— Andiamo a cercare un buon angolo su le tribune, — disse Arrigo.

— Vi dispiace se rimango un po’ con voi? — domandò Rafa cortesemente.

— Tutt’altro, — rispose Loretta. — Venite.

— Vieni, vieni, — soggiunse Arrigo, non più corrucciato.

Salirono su la tribuna, cacciandosi tra la folla, ed a gran stento trovaron posto in una delle prime gradinate.

Metà del cielo era ingombro di nuvole, tutto il resto era una zona di sole. Il prato, spesso di gente come un immenso mercato, brulicante come un formicaio, ondeggiava di teste umane, levava un grande frastuono di voci confuse. Dagli alberi qua e là disseminati pendevano grappoli di ragazzaglia; le alte carrozze, in fila, come un lungo bastione, eran cariche di gente salitavi sopra, ritta in piedi sui cassetti, fra i cocchieri che s’eran tolta la livrea, mentre i cavalli pazienti agitavan le code con un movimento ritmico, per liberarsi dalle mosche importune.

Suonò la campana del buttasella. Un lungo mormorìo percorse la folla, si vide gente accorrere da ogni parte. Le tribune, come immense finestre spalancate, riboccarono di spettatori; gli steccati ed i cancelli parvero piegare sotto il peso delle persone che vi poggiavan contro.

Sopra quella grande aspettazione, il vento, cavalcatore di nuvole, accendeva e spegneva la gloria del sol di primavera. I due giudici di partenza usciron nella pista, ed a galoppo la risalirono per recarsi verso il mezzo della dirittura. Un’altra campana squillò, ed i cavalli entraron in campo, condotti a mano dagli allenatori, per la sfilata.

Erano quattordici competitori, spugnati, lustrati, bellissimi, quasi consci della solenne prova che stavano per disputarsi; alcuni mansueti alla mano che li frenava, altri impazienti, con le belle code al vento, il collo inarcato, l’occhio irrequieto, già bianchi di schiuma. I fantini impassibili parevano annoiarsi mortalmente di quella passeggiata.

In quelle facce dure, arse dal vento, use alla sferzata della velocità, curve su le criniere, tra gli spruzzi di bava, in quegli occhi sempre attenti ad una meta, non era possibile indovinare un turbamento qualsiasi.
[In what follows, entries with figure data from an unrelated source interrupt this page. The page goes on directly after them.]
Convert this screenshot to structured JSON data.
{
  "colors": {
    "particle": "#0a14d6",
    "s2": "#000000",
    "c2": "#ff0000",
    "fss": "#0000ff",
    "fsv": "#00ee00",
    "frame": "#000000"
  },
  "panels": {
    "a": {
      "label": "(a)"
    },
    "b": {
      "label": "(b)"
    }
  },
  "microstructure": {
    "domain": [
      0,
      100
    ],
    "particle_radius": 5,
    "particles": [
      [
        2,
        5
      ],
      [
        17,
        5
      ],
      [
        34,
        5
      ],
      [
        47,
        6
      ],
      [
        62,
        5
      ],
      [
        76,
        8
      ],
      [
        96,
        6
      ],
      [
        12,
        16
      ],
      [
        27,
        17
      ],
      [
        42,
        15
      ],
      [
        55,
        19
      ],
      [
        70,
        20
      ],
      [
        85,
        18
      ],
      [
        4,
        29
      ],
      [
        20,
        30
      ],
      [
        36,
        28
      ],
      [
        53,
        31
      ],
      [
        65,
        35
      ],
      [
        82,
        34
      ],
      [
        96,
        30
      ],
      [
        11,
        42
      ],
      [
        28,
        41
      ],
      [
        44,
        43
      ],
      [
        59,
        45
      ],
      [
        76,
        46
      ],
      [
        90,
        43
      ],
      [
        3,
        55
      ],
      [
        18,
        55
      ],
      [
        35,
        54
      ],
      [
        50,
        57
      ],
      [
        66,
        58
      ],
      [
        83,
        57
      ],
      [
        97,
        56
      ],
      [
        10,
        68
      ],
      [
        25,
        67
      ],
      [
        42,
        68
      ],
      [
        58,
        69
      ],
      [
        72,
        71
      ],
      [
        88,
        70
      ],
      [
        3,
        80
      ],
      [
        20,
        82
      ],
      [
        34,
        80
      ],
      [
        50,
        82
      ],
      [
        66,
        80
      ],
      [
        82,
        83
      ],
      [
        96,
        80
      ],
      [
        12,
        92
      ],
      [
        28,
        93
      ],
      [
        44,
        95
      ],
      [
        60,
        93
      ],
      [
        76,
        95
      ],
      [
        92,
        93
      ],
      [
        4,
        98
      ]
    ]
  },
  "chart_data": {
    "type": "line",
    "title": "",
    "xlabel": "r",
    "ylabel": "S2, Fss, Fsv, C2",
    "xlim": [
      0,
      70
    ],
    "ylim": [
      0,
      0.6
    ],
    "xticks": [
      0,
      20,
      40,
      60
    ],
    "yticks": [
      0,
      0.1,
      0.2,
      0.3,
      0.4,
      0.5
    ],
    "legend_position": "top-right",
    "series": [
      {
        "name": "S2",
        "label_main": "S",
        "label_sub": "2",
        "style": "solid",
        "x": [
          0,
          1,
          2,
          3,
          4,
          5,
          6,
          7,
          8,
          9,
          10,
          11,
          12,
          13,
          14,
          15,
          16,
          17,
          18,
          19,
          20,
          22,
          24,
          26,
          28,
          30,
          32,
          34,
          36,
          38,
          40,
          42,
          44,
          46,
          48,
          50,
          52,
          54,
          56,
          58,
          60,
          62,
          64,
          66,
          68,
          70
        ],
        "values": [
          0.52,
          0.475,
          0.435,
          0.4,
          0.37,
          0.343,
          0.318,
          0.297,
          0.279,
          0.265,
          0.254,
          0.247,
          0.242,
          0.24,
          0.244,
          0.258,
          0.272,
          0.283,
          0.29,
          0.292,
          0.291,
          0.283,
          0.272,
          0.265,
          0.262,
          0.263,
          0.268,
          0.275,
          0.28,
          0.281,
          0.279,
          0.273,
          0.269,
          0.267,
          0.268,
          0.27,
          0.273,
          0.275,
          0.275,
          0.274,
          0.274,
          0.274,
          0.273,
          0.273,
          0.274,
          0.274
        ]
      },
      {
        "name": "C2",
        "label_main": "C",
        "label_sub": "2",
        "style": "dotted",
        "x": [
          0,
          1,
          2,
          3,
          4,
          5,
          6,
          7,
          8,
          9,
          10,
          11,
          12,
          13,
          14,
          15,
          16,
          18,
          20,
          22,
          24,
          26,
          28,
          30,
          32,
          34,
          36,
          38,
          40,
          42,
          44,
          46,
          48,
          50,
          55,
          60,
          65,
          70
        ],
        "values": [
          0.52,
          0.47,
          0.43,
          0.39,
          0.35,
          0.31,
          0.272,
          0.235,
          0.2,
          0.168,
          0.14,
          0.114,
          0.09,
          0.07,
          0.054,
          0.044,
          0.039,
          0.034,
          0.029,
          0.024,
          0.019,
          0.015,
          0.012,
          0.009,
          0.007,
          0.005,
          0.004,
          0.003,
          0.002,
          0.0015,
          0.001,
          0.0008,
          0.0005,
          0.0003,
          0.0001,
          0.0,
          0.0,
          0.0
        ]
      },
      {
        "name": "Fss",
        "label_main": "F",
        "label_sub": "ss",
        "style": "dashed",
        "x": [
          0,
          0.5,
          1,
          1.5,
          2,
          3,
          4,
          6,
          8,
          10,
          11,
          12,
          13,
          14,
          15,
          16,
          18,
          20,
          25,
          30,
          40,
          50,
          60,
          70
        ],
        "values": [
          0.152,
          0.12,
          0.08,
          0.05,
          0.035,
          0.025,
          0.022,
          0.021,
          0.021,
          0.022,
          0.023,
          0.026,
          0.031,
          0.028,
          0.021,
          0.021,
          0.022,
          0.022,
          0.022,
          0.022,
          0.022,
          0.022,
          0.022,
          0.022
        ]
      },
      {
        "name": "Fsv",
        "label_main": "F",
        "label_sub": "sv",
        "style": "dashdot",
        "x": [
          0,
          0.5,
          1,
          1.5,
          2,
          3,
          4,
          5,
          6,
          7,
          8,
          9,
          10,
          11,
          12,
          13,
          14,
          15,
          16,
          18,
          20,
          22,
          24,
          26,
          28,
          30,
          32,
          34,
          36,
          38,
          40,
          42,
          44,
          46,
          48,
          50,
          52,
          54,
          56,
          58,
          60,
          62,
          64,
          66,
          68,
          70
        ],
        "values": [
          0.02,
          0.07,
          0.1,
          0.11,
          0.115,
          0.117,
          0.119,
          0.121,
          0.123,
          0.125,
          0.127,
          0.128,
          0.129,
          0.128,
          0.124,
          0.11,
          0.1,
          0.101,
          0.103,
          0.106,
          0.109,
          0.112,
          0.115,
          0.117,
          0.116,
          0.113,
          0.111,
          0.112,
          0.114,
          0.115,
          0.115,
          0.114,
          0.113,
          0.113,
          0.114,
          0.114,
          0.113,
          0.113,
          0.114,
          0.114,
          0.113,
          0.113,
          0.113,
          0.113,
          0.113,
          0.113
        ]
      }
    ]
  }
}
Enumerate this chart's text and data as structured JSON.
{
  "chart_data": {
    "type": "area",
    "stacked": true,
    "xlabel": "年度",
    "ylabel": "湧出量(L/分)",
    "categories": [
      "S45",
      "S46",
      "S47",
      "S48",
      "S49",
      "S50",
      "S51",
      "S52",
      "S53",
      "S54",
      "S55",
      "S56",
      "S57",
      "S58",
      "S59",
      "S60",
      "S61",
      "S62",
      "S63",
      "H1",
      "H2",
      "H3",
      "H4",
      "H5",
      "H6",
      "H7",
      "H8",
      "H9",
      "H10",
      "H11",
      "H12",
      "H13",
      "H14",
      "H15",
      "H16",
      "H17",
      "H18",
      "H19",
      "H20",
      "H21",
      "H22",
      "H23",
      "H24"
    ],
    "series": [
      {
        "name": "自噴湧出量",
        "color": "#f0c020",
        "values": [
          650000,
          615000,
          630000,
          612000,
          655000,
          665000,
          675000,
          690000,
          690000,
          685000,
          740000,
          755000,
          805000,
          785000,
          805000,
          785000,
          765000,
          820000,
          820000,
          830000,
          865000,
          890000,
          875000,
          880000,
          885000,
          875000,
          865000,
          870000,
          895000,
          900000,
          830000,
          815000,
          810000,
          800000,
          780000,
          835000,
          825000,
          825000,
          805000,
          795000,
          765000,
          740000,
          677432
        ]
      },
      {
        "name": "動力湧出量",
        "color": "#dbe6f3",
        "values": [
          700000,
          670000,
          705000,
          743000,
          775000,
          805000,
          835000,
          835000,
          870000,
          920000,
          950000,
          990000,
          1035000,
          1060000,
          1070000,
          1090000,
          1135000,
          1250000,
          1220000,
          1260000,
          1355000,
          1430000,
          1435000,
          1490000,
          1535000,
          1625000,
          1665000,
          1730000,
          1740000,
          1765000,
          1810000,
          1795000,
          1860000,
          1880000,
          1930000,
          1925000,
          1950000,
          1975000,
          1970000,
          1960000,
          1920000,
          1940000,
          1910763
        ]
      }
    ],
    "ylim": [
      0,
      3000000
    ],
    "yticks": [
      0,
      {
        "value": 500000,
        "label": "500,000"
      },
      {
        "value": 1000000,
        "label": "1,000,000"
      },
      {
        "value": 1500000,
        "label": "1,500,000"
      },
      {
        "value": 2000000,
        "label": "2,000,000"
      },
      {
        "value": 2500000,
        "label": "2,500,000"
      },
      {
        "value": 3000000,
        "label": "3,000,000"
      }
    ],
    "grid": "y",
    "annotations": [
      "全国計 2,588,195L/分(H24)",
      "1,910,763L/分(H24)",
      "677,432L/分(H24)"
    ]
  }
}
Erano la piccola macchina umana, fragile e pur forte, su quel fascio di muscoli equini; non parevano rappresentare altra cosa che una sottile frusta, un fino sprone, un volante colore; e tuttavia non era il cavallo sovente, ma lui, quel nano, che in una furia disperata di rivalità, per un più lungo respiro, stupendamente vinceva.